Зачем он это сделал? Зачем вмешался и спас Магду – понятно (а как, собственно, ещё должен был поступить мужчина в его ситуации?). Да ещё и кавалер Рыцарского креста с дубовыми листьями, мечами и бриллиантами. А вот зачем сдал Клауса Ланга бернской полиции – а, в конечном счёте, своим формальным работодателям в РСХА?

В тридцатом в Берлине в подобной ситуации он просто убил нападавшего, сломав ему шею. Но то был тридцатый год, а не сорок четвёртый. И Берлин, а не Берн. И убил он просто нацистского штурмовика, а не маньяка, на кровавом счету которого было минимум тридцать шесть жертв. И свидетелем тогда была безымянная еврейская девушка, которая в те годы и в том месте и не подумала бы обратиться в полицию, хотя, строго говоря, на её глазах произошло убийство. Заведомо превышавшее пределы необходимой обороны. А не обеспеченная, холёная швейцарская подданная…

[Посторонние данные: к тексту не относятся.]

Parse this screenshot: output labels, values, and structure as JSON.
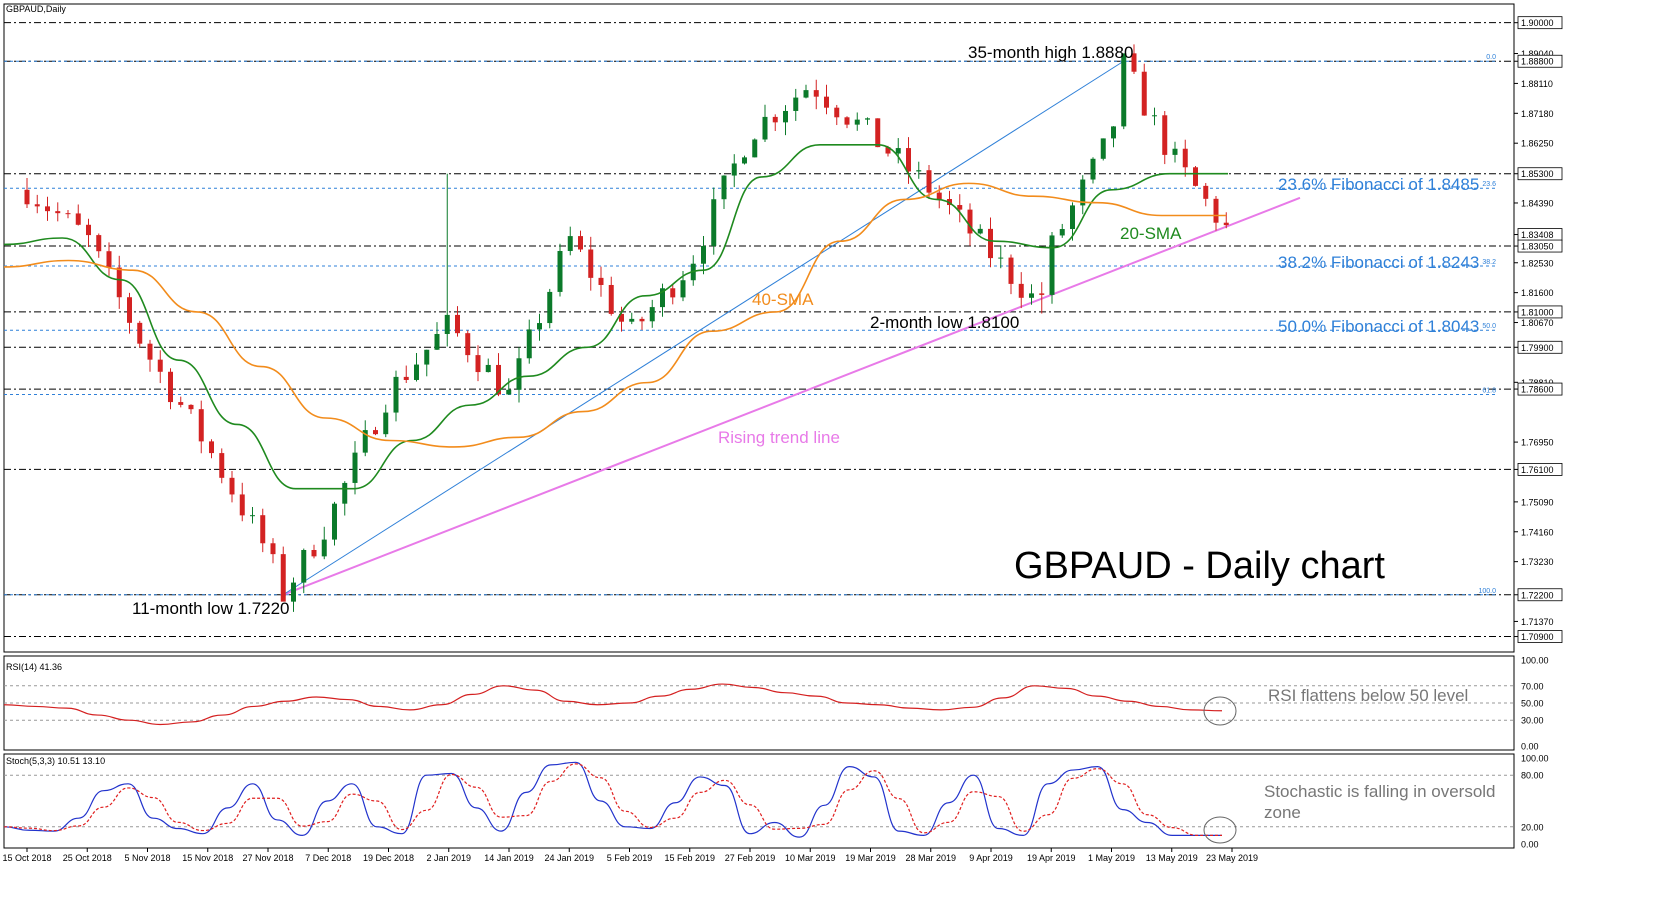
{
  "colors": {
    "bull": "#0b7a2a",
    "bear": "#d32222",
    "sma20": "#1f8a1f",
    "sma40": "#f28c1c",
    "fib": "#2f80d8",
    "trend": "#e87ae8",
    "rsi": "#d42020",
    "stoch_main": "#2233cc",
    "stoch_signal": "#e02020",
    "grid": "#000000"
  },
  "chart_data": {
    "type": "candlestick",
    "symbol_label": "GBPAUD,Daily",
    "title": "GBPAUD - Daily chart",
    "ylim": [
      1.7045,
      1.9055
    ],
    "y_ticks": [
      "1.90000",
      "1.89040",
      "1.88800",
      "1.88110",
      "1.87180",
      "1.86250",
      "1.85300",
      "1.84390",
      "1.83408",
      "1.83050",
      "1.82530",
      "1.81600",
      "1.81000",
      "1.80670",
      "1.79900",
      "1.78810",
      "1.78600",
      "1.76950",
      "1.76100",
      "1.75090",
      "1.74160",
      "1.73230",
      "1.72200",
      "1.71370",
      "1.70900"
    ],
    "x_labels": [
      "15 Oct 2018",
      "25 Oct 2018",
      "5 Nov 2018",
      "15 Nov 2018",
      "27 Nov 2018",
      "7 Dec 2018",
      "19 Dec 2018",
      "2 Jan 2019",
      "14 Jan 2019",
      "24 Jan 2019",
      "5 Feb 2019",
      "15 Feb 2019",
      "27 Feb 2019",
      "10 Mar 2019",
      "19 Mar 2019",
      "28 Mar 2019",
      "9 Apr 2019",
      "19 Apr 2019",
      "1 May 2019",
      "13 May 2019",
      "23 May 2019"
    ],
    "horizontal_levels": [
      1.9,
      1.888,
      1.853,
      1.8305,
      1.81,
      1.799,
      1.786,
      1.761,
      1.722,
      1.709
    ],
    "fib_levels": [
      {
        "value": 1.888,
        "tag": "0.0"
      },
      {
        "value": 1.8485,
        "tag": "23.6",
        "label": "23.6% Fibonacci of 1.8485"
      },
      {
        "value": 1.8243,
        "tag": "38.2",
        "label": "38.2% Fibonacci of 1.8243"
      },
      {
        "value": 1.8043,
        "tag": "50.0",
        "label": "50.0% Fibonacci of 1.8043"
      },
      {
        "value": 1.7843,
        "tag": "61.8"
      },
      {
        "value": 1.722,
        "tag": "100.0"
      }
    ],
    "highlight_prices": [
      "1.85300",
      "1.83408"
    ],
    "candle_anchors": [
      {
        "d": "15 Oct 2018",
        "c": 1.848
      },
      {
        "d": "25 Oct 2018",
        "c": 1.833
      },
      {
        "d": "5 Nov 2018",
        "c": 1.797
      },
      {
        "d": "15 Nov 2018",
        "c": 1.768
      },
      {
        "d": "27 Nov 2018",
        "c": 1.735
      },
      {
        "d": "29 Nov 2018",
        "c": 1.722
      },
      {
        "d": "7 Dec 2018",
        "c": 1.745
      },
      {
        "d": "19 Dec 2018",
        "c": 1.785
      },
      {
        "d": "2 Jan 2019",
        "c": 1.806
      },
      {
        "d": "14 Jan 2019",
        "c": 1.784
      },
      {
        "d": "24 Jan 2019",
        "c": 1.833
      },
      {
        "d": "5 Feb 2019",
        "c": 1.803
      },
      {
        "d": "15 Feb 2019",
        "c": 1.825
      },
      {
        "d": "27 Feb 2019",
        "c": 1.866
      },
      {
        "d": "10 Mar 2019",
        "c": 1.881
      },
      {
        "d": "19 Mar 2019",
        "c": 1.865
      },
      {
        "d": "28 Mar 2019",
        "c": 1.848
      },
      {
        "d": "9 Apr 2019",
        "c": 1.828
      },
      {
        "d": "17 Apr 2019",
        "c": 1.812
      },
      {
        "d": "19 Apr 2019",
        "c": 1.83
      },
      {
        "d": "1 May 2019",
        "c": 1.865
      },
      {
        "d": "3 May 2019",
        "c": 1.887
      },
      {
        "d": "13 May 2019",
        "c": 1.858
      },
      {
        "d": "23 May 2019",
        "c": 1.8335
      }
    ],
    "sma20_anchors": [
      1.831,
      1.833,
      1.82,
      1.795,
      1.775,
      1.755,
      1.755,
      1.77,
      1.781,
      1.79,
      1.799,
      1.815,
      1.823,
      1.852,
      1.862,
      1.862,
      1.845,
      1.832,
      1.83,
      1.848,
      1.853,
      1.853
    ],
    "sma40_anchors": [
      1.824,
      1.826,
      1.823,
      1.81,
      1.793,
      1.777,
      1.77,
      1.768,
      1.771,
      1.779,
      1.788,
      1.804,
      1.81,
      1.832,
      1.845,
      1.85,
      1.846,
      1.844,
      1.84,
      1.84
    ],
    "rising_trend_line": {
      "from": {
        "d": "29 Nov 2018",
        "v": 1.722
      },
      "to": {
        "d": "23 May 2019",
        "v": 1.8335
      }
    },
    "blue_trend_line": {
      "from": {
        "d": "29 Nov 2018",
        "v": 1.722
      },
      "to": {
        "d": "3 May 2019",
        "v": 1.888
      }
    },
    "annotations": [
      {
        "text": "35-month high 1.8880",
        "color": "#000000"
      },
      {
        "text": "2-month low 1.8100",
        "color": "#000000"
      },
      {
        "text": "11-month low 1.7220",
        "color": "#000000"
      },
      {
        "text": "20-SMA",
        "color": "#1f8a1f"
      },
      {
        "text": "40-SMA",
        "color": "#f28c1c"
      },
      {
        "text": "Rising trend line",
        "color": "#e87ae8"
      }
    ],
    "rsi": {
      "label": "RSI(14) 41.36",
      "ylim": [
        0,
        100
      ],
      "ticks": [
        "100.00",
        "70.00",
        "50.00",
        "30.00",
        "0.00"
      ],
      "note": "RSI flattens below 50 level",
      "values": [
        48,
        46,
        44,
        36,
        30,
        25,
        28,
        36,
        46,
        52,
        57,
        54,
        46,
        42,
        48,
        60,
        70,
        65,
        52,
        48,
        50,
        58,
        66,
        72,
        68,
        62,
        58,
        50,
        48,
        44,
        42,
        45,
        56,
        70,
        67,
        58,
        52,
        46,
        42,
        41
      ]
    },
    "stoch": {
      "label": "Stoch(5,3,3) 10.51 13.10",
      "ylim": [
        0,
        100
      ],
      "ticks": [
        "100.00",
        "80.00",
        "20.00",
        "0.00"
      ],
      "note_line1": "Stochastic is falling in oversold",
      "note_line2": "zone",
      "main": [
        20,
        16,
        15,
        30,
        62,
        70,
        30,
        18,
        12,
        42,
        70,
        28,
        10,
        50,
        70,
        20,
        12,
        80,
        82,
        42,
        15,
        60,
        92,
        95,
        50,
        20,
        18,
        48,
        78,
        68,
        12,
        25,
        8,
        45,
        90,
        78,
        15,
        10,
        48,
        80,
        18,
        10,
        70,
        86,
        90,
        40,
        25,
        10,
        10,
        10
      ],
      "signal_lag": 1
    }
  }
}
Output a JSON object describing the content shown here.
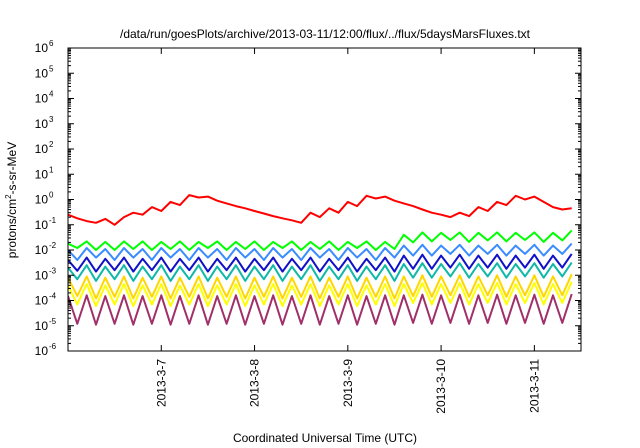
{
  "chart_data": {
    "type": "line",
    "title": "/data/run/goesPlots/archive/2013-03-11/12:00/flux/../flux/5daysMarsFluxes.txt",
    "xlabel": "Coordinated Universal Time (UTC)",
    "ylabel_parts": {
      "base": "protons/cm",
      "exp": "2",
      "rest": "-s-sr-MeV"
    },
    "yscale": "log",
    "ylim": [
      1e-06,
      1000000.0
    ],
    "y_ticks": [
      {
        "value": 1e-06,
        "base": "10",
        "exp": "-6"
      },
      {
        "value": 1e-05,
        "base": "10",
        "exp": "-5"
      },
      {
        "value": 0.0001,
        "base": "10",
        "exp": "-4"
      },
      {
        "value": 0.001,
        "base": "10",
        "exp": "-3"
      },
      {
        "value": 0.01,
        "base": "10",
        "exp": "-2"
      },
      {
        "value": 0.1,
        "base": "10",
        "exp": "-1"
      },
      {
        "value": 1,
        "base": "10",
        "exp": "0"
      },
      {
        "value": 10,
        "base": "10",
        "exp": "1"
      },
      {
        "value": 100,
        "base": "10",
        "exp": "2"
      },
      {
        "value": 1000,
        "base": "10",
        "exp": "3"
      },
      {
        "value": 10000.0,
        "base": "10",
        "exp": "4"
      },
      {
        "value": 100000.0,
        "base": "10",
        "exp": "5"
      },
      {
        "value": 1000000.0,
        "base": "10",
        "exp": "6"
      }
    ],
    "xlim": [
      "2013-03-06 00:00",
      "2013-03-11 12:00"
    ],
    "x_ticks": [
      {
        "value": "2013-03-07 00:00",
        "label": "2013-3-7"
      },
      {
        "value": "2013-03-08 00:00",
        "label": "2013-3-8"
      },
      {
        "value": "2013-03-09 00:00",
        "label": "2013-3-9"
      },
      {
        "value": "2013-03-10 00:00",
        "label": "2013-3-10"
      },
      {
        "value": "2013-03-11 00:00",
        "label": "2013-3-11"
      }
    ],
    "grid": false,
    "legend": "none",
    "sampling": "sawtooth profile: 55 samples per series every 2.4 hours from 2013-03-06 00:00",
    "series": [
      {
        "color": "#ff0000",
        "values": [
          0.25,
          0.18,
          0.14,
          0.12,
          0.17,
          0.1,
          0.2,
          0.3,
          0.25,
          0.5,
          0.35,
          0.8,
          0.6,
          1.5,
          1.2,
          1.3,
          0.9,
          0.7,
          0.55,
          0.45,
          0.35,
          0.28,
          0.22,
          0.18,
          0.15,
          0.12,
          0.3,
          0.2,
          0.45,
          0.3,
          0.8,
          0.55,
          1.4,
          1.1,
          1.3,
          0.9,
          0.7,
          0.55,
          0.4,
          0.3,
          0.25,
          0.2,
          0.3,
          0.22,
          0.5,
          0.35,
          0.8,
          0.6,
          1.4,
          1.0,
          1.3,
          0.8,
          0.5,
          0.4,
          0.45
        ]
      },
      {
        "color": "#00ff00",
        "values": [
          0.018,
          0.012,
          0.022,
          0.01,
          0.021,
          0.01,
          0.022,
          0.011,
          0.022,
          0.01,
          0.021,
          0.011,
          0.022,
          0.01,
          0.021,
          0.012,
          0.022,
          0.01,
          0.021,
          0.011,
          0.022,
          0.01,
          0.021,
          0.012,
          0.022,
          0.01,
          0.021,
          0.011,
          0.022,
          0.01,
          0.021,
          0.012,
          0.022,
          0.01,
          0.021,
          0.011,
          0.04,
          0.02,
          0.05,
          0.022,
          0.048,
          0.025,
          0.05,
          0.021,
          0.048,
          0.024,
          0.05,
          0.022,
          0.048,
          0.025,
          0.05,
          0.021,
          0.048,
          0.024,
          0.06
        ]
      },
      {
        "color": "#3a8cff",
        "values": [
          0.01,
          0.004,
          0.012,
          0.005,
          0.011,
          0.004,
          0.012,
          0.005,
          0.011,
          0.004,
          0.012,
          0.005,
          0.011,
          0.004,
          0.012,
          0.005,
          0.011,
          0.004,
          0.012,
          0.005,
          0.011,
          0.004,
          0.012,
          0.005,
          0.011,
          0.004,
          0.012,
          0.005,
          0.011,
          0.004,
          0.012,
          0.005,
          0.011,
          0.004,
          0.012,
          0.005,
          0.015,
          0.006,
          0.016,
          0.006,
          0.015,
          0.007,
          0.016,
          0.006,
          0.015,
          0.007,
          0.016,
          0.006,
          0.015,
          0.007,
          0.016,
          0.006,
          0.015,
          0.007,
          0.018
        ]
      },
      {
        "color": "#1010c8",
        "values": [
          0.004,
          0.0015,
          0.005,
          0.0014,
          0.0045,
          0.0016,
          0.005,
          0.0014,
          0.0045,
          0.0016,
          0.005,
          0.0014,
          0.0045,
          0.0016,
          0.005,
          0.0014,
          0.0045,
          0.0016,
          0.005,
          0.0014,
          0.0045,
          0.0016,
          0.005,
          0.0014,
          0.0045,
          0.0016,
          0.005,
          0.0014,
          0.0045,
          0.0016,
          0.005,
          0.0014,
          0.0045,
          0.0016,
          0.005,
          0.0014,
          0.006,
          0.0018,
          0.0065,
          0.0018,
          0.006,
          0.002,
          0.0065,
          0.0018,
          0.006,
          0.002,
          0.0065,
          0.0018,
          0.006,
          0.002,
          0.0065,
          0.0018,
          0.006,
          0.002,
          0.007
        ]
      },
      {
        "color": "#10b8a8",
        "values": [
          0.002,
          0.0007,
          0.0025,
          0.0006,
          0.0022,
          0.0007,
          0.0025,
          0.0006,
          0.0022,
          0.0007,
          0.0025,
          0.0006,
          0.0022,
          0.0007,
          0.0025,
          0.0006,
          0.0022,
          0.0007,
          0.0025,
          0.0006,
          0.0022,
          0.0007,
          0.0025,
          0.0006,
          0.0022,
          0.0007,
          0.0025,
          0.0006,
          0.0022,
          0.0007,
          0.0025,
          0.0006,
          0.0022,
          0.0007,
          0.0025,
          0.0006,
          0.0028,
          0.0008,
          0.003,
          0.0008,
          0.0028,
          0.0009,
          0.003,
          0.0008,
          0.0028,
          0.0009,
          0.003,
          0.0008,
          0.0028,
          0.0009,
          0.003,
          0.0008,
          0.0028,
          0.0009,
          0.0032
        ]
      },
      {
        "color": "#ffd700",
        "values": [
          0.0008,
          0.00015,
          0.0009,
          0.00012,
          0.0008,
          0.00014,
          0.0009,
          0.00012,
          0.0008,
          0.00014,
          0.0009,
          0.00012,
          0.0008,
          0.00014,
          0.0009,
          0.00012,
          0.0008,
          0.00014,
          0.0009,
          0.00012,
          0.0008,
          0.00014,
          0.0009,
          0.00012,
          0.0008,
          0.00014,
          0.0009,
          0.00012,
          0.0008,
          0.00014,
          0.0009,
          0.00012,
          0.0008,
          0.00014,
          0.0009,
          0.00012,
          0.0009,
          0.00015,
          0.001,
          0.00014,
          0.0009,
          0.00016,
          0.001,
          0.00014,
          0.0009,
          0.00016,
          0.001,
          0.00014,
          0.0009,
          0.00016,
          0.001,
          0.00014,
          0.0009,
          0.00016,
          0.0011
        ]
      },
      {
        "color": "#ffff00",
        "values": [
          0.0004,
          7e-05,
          0.00045,
          6e-05,
          0.0004,
          7e-05,
          0.00045,
          6e-05,
          0.0004,
          7e-05,
          0.00045,
          6e-05,
          0.0004,
          7e-05,
          0.00045,
          6e-05,
          0.0004,
          7e-05,
          0.00045,
          6e-05,
          0.0004,
          7e-05,
          0.00045,
          6e-05,
          0.0004,
          7e-05,
          0.00045,
          6e-05,
          0.0004,
          7e-05,
          0.00045,
          6e-05,
          0.0004,
          7e-05,
          0.00045,
          6e-05,
          0.00045,
          8e-05,
          0.0005,
          7e-05,
          0.00045,
          8e-05,
          0.0005,
          7e-05,
          0.00045,
          8e-05,
          0.0005,
          7e-05,
          0.00045,
          8e-05,
          0.0005,
          7e-05,
          0.00045,
          8e-05,
          0.00055
        ]
      },
      {
        "color": "#a0306a",
        "values": [
          0.00015,
          1.2e-05,
          0.00016,
          1.1e-05,
          0.00015,
          1.2e-05,
          0.00016,
          1.1e-05,
          0.00015,
          1.2e-05,
          0.00016,
          1.1e-05,
          0.00015,
          1.2e-05,
          0.00016,
          1.1e-05,
          0.00015,
          1.2e-05,
          0.00016,
          1.1e-05,
          0.00015,
          1.2e-05,
          0.00016,
          1.1e-05,
          0.00015,
          1.2e-05,
          0.00016,
          1.1e-05,
          0.00015,
          1.2e-05,
          0.00016,
          1.1e-05,
          0.00015,
          1.2e-05,
          0.00016,
          1.1e-05,
          0.00016,
          1.3e-05,
          0.00017,
          1.2e-05,
          0.00016,
          1.3e-05,
          0.00017,
          1.2e-05,
          0.00016,
          1.3e-05,
          0.00017,
          1.2e-05,
          0.00016,
          1.3e-05,
          0.00017,
          1.2e-05,
          0.00016,
          1.3e-05,
          0.00018
        ]
      }
    ]
  }
}
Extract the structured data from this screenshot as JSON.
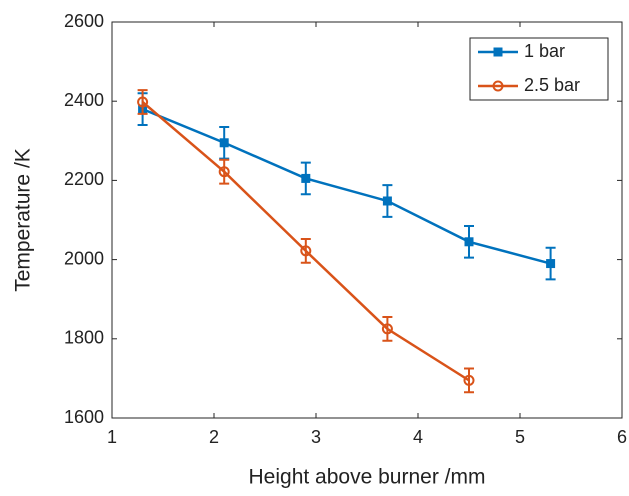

В общем, на этот раз о физическом уничтожении нападавшего не могло быть и речи (это в самое ближайшее время организуют либо в Моабите, либо в Плетцензее, либо в Бранденбурге). Отпускать его тоже было нельзя – маньяк всё-таки. Поэтому выбора у Шольца, собственно, и не было.

Теперь нужно было ждать последствий. В полном соответствии с народной мудростью, гласящей, что ни одно доброе дело не должно остаться безнаказанным…

А тут ещё этот разговор. С пока ещё совершенно непонятным содержанием и ещё менее понятными последствиями.

В общем, было от чего загрустить. И было совершенно понятно, что в этих обстоятельствах – ещё не совсем, но уже почти чрезвычайных, Карлу Юргену Шольцу было совсем не до романтики и не до секса.

Тем более, что внебрачный и добрачный секс был, строго говоря, смертным грехом – нарушением шестой (или седьмой, в зависимости от варианта канонического списка) заповеди Господней. «Не прелюбодействуй». А эту заповедь без непреодолимой надобности Шольц старался не нарушать.

В данный момент не то что непреодолимой, а просто никакой надобности в нарушении этой заповеди не было.

«Хотите что-нибудь выпить?» - обратилась к нему Магда. «Вино, коньяк, виски, водка, кальвадос…»

Шольц помотал головой. Алкоголь он не употреблял уже давно (если только этого не требовала работа). А требовала этого его работа крайне редко; обычно она требовала прямо противоположного – в любой момент быть готовым стрелять, вести автомашину или мотоцикл (случалось, хотя и редко, что и самолёт), вести рукопашный бой…

Употребление алкоголя всему этому, мягко говоря, не способствовало.

«Кофе?»

Как многие из тех, кто прожил достаточное количество лет на Туманном Альбионе, Шольц предпочитал чай. Но сегодня он не хотел вообще ничего. Встреча с Клаусом Лангом воскресила в его памяти воспоминания, мягко говоря, плохо совместимые с приёмом внутрь чего-либо. Даже безалкогольной жидкости.

«Нет, спасибо»

«Вы уверены?» - недоверчиво посмотрела на него Магда.

«Уверен» - улыбнулся Шольц.

«А я выпью» - обращаясь скорее не к нему, а куда-то в пространство, заявила Магда.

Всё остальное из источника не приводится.